An Kevin P. erinnert er sich, auch daß dieser ein paarmal oben "bei uns" war.

Vom Beisitzer und Nebenkläger wird Raymond E. mehrfach gefragt, ob er denn wissen wollte, was eigentlich los sei, als die Kinder "verschwanden", und ob er selbst zum Zeitpunkt der Suchaktion glaubte, daß die Kinder noch lebten, und ob er solche Fragen gestellt habe. Aus dem penetranten "I don't recall" kann man durchaus den Schluß ziehen, daß einer sich deswegen nicht erinnert, gefragt zu haben, weil er eben nicht gefragt hat. Und wenn er nicht gefragt hat, gibt es dafür verschiedene Erklärungen: vielleicht hat es ihn nicht interessiert. Vielleicht brauchte er aber auch nicht zu fragen, weil er ohnehin wußte, was geschehen war.

Als er später noch einmal auf die Vorgänge in der Nacht und ihren zeitlichen Ablauf angesprochen wird und darauf, ob in der Familie darüber gerätselt wurde, wie man das Weinen der Karola oben hatte hören können, fügt er dem stereotypen "Ich erinnere mich nicht" noch hinzu, "ich versuche eigentlich, mich an gar nichts zu erinnern". Verblüfft will daraufhin der Staatsanwalt wissen, warum.
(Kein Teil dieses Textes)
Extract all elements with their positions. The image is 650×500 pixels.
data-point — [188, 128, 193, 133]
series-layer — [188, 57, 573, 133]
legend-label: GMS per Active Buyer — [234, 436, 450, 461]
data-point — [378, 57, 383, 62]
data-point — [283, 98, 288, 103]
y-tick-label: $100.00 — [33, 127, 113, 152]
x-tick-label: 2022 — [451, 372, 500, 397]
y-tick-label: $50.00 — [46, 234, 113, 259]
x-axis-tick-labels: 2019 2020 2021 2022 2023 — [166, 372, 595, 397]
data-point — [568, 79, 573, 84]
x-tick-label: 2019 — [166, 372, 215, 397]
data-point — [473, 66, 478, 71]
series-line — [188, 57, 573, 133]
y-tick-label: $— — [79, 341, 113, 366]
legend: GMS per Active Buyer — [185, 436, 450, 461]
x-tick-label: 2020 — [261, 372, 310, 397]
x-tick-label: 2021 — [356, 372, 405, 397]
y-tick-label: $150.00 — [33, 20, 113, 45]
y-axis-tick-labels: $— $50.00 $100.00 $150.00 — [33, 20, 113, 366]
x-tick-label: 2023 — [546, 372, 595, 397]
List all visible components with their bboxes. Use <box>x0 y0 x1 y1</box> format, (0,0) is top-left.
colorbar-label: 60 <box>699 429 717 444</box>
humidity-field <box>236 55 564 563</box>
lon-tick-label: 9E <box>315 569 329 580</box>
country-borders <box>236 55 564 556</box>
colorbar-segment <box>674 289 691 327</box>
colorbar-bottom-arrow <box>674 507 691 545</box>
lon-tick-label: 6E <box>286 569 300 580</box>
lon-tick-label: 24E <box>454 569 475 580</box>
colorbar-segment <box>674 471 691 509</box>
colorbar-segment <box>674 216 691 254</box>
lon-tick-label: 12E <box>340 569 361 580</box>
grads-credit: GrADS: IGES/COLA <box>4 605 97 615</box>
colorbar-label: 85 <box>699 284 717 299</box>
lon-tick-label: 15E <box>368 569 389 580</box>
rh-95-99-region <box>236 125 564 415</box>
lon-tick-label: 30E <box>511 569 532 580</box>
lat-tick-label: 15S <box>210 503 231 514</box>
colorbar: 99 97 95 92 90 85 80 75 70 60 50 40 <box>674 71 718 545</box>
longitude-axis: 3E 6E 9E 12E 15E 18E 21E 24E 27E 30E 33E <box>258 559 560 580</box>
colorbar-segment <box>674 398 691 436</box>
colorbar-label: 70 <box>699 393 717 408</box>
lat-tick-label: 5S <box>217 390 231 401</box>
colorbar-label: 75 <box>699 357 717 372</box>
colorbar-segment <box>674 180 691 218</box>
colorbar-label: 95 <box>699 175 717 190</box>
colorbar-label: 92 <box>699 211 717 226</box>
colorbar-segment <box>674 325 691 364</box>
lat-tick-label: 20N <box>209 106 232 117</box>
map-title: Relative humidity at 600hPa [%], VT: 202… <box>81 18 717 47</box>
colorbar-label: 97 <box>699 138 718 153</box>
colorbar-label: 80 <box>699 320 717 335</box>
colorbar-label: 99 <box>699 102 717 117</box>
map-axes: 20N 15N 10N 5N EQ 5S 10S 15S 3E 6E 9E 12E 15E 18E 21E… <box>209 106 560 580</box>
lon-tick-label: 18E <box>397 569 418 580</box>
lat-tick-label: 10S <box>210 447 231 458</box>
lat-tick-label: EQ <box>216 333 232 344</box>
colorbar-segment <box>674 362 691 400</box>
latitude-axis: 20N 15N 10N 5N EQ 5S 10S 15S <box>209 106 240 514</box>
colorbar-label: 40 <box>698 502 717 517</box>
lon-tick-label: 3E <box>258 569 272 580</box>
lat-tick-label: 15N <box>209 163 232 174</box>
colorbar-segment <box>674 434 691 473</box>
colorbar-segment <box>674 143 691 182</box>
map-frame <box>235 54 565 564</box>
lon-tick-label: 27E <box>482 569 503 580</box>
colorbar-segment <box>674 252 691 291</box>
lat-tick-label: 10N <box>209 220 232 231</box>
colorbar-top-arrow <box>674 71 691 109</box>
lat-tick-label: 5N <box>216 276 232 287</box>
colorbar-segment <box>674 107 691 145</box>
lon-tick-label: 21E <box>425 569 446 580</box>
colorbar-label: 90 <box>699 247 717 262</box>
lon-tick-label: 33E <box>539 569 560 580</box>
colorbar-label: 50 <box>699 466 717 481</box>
Worauf der Zeuge davon spricht, wie schrecklich er die Situation empfunden habe, die Kinder hätten ihm nahegestanden, er habe sie in englisch angesprochen und sie hätten ihm auf deutsch geantwortet.

Im Zusammenhang mit der Vernehmung des Kevin P. gab es ebenfalls einiges, was verblüffte. Vorangegangen war die Befragung jenes Mitarbeiters von Spiegel-TV, der im Sommer letzten Jahres in den USA das Interview mit ihm gemacht hatte. Dieser Mann erzählte von den Geldforderungen, die Kevin P, für das Interview stellte (8.000 Dollar) und meinte, man habe sich schließlich auf 10.000 Dollar (!) geeinigt, dafür aber Exklusivität für ein Jahr vereinbart. Sie endet im Juni 97. Das schließe aber selbstverständlich nicht aus, so der Zeuge, daß Kevin P. hier vor Gericht aussagt. Die Zuhörer waren dankbar für so viel Großzügigkeit. Eine gewisse Aufwertung erfuhr dieses "Entgegenkommen" dann noch durch die Bemerkung des Oberstaatsanwaltes, als dieser im Hinblick auf Kevin P. meinte, er sei ja bereits im Sommer (gemeint war das Interview) vernommen worden. Auf das Gelächter im Saal hin schob er dann nach, "ohne Belehrung" (womit er die Belehrung von Zeugen über ihre Rechten und Pflichten meinte). Wenn solche Äußerungen keineswegs ironisch wirkten, kann man sich schon fragen, ob der Oberstaatsanwalt die Privatisierungsbestrebungen im öffentlichen Dienst nicht etwas zu weit treibt. Vielleicht schätzt er aber auch einfach nur die Ermittlungstätigkeiten von Spiegel-TV höher ein als seine eigenen.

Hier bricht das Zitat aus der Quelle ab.